Mr Debelle pointed to data from the Financial Stability Review, which found that when differentiating between “high” investor regions and “low” investor regions, high investor regions had very similar price growth to low investor regions before the APRA benchmark was applied.
The deputy governor added that, in contrast, house price growth was “notably slower” in the higher investor regions after the benchmark was introduced.
However, Mr Debelle dismissed claims that the recent drop in housing values was triggered by tightening in lending standards, arguing that the fall in housing prices is a “combination of a number of other factors”, which include “the very large increase in the supply of houses” and a “reduction in foreign demand”.

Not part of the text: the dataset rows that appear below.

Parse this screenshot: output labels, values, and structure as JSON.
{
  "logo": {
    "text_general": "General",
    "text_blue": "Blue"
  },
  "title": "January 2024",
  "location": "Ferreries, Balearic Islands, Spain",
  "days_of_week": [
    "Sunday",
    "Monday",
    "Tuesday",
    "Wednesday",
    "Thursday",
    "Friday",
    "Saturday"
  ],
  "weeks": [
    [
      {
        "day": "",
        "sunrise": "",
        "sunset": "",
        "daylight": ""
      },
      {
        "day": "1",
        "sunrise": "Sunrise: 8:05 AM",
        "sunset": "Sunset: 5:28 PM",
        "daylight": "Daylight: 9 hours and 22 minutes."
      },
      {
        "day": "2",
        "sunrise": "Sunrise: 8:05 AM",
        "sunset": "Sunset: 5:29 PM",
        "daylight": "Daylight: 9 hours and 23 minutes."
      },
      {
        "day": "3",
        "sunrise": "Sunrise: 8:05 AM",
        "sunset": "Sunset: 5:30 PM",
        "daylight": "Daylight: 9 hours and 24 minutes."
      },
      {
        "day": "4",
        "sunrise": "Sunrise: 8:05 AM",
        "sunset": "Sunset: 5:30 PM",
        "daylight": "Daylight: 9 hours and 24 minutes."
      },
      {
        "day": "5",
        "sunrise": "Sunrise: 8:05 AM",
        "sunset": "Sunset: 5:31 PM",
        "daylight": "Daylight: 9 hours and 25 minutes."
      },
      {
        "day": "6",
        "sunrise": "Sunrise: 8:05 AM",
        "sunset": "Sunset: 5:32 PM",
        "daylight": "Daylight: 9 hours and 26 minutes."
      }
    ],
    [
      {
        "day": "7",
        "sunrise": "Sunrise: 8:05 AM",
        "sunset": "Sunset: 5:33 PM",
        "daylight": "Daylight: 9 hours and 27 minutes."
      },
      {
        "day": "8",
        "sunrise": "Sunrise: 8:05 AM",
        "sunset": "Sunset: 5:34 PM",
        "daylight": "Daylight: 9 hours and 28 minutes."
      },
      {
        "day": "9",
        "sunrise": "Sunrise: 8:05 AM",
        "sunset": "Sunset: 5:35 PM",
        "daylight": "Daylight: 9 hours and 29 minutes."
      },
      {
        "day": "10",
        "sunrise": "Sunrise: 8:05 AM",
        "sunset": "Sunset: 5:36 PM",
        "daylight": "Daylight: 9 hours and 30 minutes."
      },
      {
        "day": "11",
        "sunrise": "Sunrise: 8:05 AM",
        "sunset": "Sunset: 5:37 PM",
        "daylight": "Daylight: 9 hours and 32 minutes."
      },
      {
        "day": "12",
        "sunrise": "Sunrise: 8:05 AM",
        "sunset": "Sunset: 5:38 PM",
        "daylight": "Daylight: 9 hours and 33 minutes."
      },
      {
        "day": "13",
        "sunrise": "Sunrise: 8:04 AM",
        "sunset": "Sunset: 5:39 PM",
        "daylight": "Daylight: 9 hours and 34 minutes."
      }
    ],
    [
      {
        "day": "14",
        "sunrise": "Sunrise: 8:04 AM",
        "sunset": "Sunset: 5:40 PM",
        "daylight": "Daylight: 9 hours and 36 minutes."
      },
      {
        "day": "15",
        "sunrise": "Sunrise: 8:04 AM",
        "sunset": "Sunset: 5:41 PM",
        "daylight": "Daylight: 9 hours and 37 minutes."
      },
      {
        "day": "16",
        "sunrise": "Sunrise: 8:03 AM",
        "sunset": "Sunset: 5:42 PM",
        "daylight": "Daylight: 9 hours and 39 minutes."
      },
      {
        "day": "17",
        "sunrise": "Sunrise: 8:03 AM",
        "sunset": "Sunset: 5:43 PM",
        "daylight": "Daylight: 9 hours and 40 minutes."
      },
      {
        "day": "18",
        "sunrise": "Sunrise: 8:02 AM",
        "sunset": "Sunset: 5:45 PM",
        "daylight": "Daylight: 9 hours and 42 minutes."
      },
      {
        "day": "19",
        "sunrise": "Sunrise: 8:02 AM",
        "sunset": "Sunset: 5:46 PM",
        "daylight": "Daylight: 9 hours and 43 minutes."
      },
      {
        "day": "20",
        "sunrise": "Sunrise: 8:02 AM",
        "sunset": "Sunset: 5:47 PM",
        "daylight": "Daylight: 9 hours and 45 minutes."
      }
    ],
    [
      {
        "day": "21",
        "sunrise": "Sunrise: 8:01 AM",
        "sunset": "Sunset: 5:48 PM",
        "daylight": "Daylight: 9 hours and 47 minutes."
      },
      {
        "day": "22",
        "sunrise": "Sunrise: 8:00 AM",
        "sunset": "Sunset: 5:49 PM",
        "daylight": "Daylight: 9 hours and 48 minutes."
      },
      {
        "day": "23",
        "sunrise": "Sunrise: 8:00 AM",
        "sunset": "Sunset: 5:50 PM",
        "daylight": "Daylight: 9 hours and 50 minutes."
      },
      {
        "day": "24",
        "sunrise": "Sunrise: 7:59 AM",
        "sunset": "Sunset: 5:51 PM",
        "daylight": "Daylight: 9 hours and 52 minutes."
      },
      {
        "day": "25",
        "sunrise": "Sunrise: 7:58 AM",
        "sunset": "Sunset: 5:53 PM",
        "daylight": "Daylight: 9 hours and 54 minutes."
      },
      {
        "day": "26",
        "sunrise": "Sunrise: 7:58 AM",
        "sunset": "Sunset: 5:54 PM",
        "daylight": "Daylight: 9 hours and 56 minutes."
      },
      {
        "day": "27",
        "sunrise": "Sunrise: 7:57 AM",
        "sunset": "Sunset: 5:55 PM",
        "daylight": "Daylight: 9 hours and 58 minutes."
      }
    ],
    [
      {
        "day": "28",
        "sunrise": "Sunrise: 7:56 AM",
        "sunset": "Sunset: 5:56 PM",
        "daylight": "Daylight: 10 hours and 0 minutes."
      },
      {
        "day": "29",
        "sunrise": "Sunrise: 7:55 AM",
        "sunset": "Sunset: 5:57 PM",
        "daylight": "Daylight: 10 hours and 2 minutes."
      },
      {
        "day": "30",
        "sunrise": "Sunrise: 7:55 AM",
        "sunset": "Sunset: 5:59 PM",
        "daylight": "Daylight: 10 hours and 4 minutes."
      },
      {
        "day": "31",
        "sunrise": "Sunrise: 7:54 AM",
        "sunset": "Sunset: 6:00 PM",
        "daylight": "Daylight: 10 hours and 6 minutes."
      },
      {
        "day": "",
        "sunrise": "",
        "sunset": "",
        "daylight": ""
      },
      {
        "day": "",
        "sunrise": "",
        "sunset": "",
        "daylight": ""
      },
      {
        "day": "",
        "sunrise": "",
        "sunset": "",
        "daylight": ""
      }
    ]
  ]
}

“Some have attributed the slowing in housing credit solely to a tightening in the supply by banks in response to regulatory actions,” the deputy governor said. “Others have suggested there has been a weakening in housing demand and so demand for credit, including because of the high level of and weaker outlook for housing prices.”
He continued: “To me, reductions in both the demand and supply of credit have been at play and it is hard to separate their effects.
“For example, tighter lending conditions have reduced how much some people can borrow, and this contributed to weaker demand for properties and so softer prices. Price falls have themselves contributed to weaker demand by investors who are no longer confident of rising values.
“Assessing the relative importance of demand and supply is also complicated by the fact that banks have cut back most on their lending to less creditworthy borrowers but have more aggressively targeted safer borrowers with lower interest rates.”
However, while agreeing that both a drop-off in demand and the tightening of credit have contributed to the fall in home values, economists at ANZ Research have stated that tighter credit was the main trigger of the recent fall in property prices.
“In trying to explain the reason for the fall in house prices, there is an ongoing debate about the extent to which reduced demand for housing or tighter credit supply are responsible,” the ANZ economists noted.
“We agree with the RBA that both are at work. But we think it’s clear that the initial trigger for house price weakness was tightening credit supply.”
The economists added that lending policy changes implemented by banks off the back of the financial services royal commission re-routed the trajectory of housing market activity.
“After the initial impact of the APRA policy shift in 2017, the housing market was in the process of stabilising by late 2017/early 2018,” the economists observed.
“This is evident in both the auction clearance rate and house prices themselves.
“We then see a sharp turn lower in both following the start of the [financial services royal commission], with its initial focus on mortgage lending.”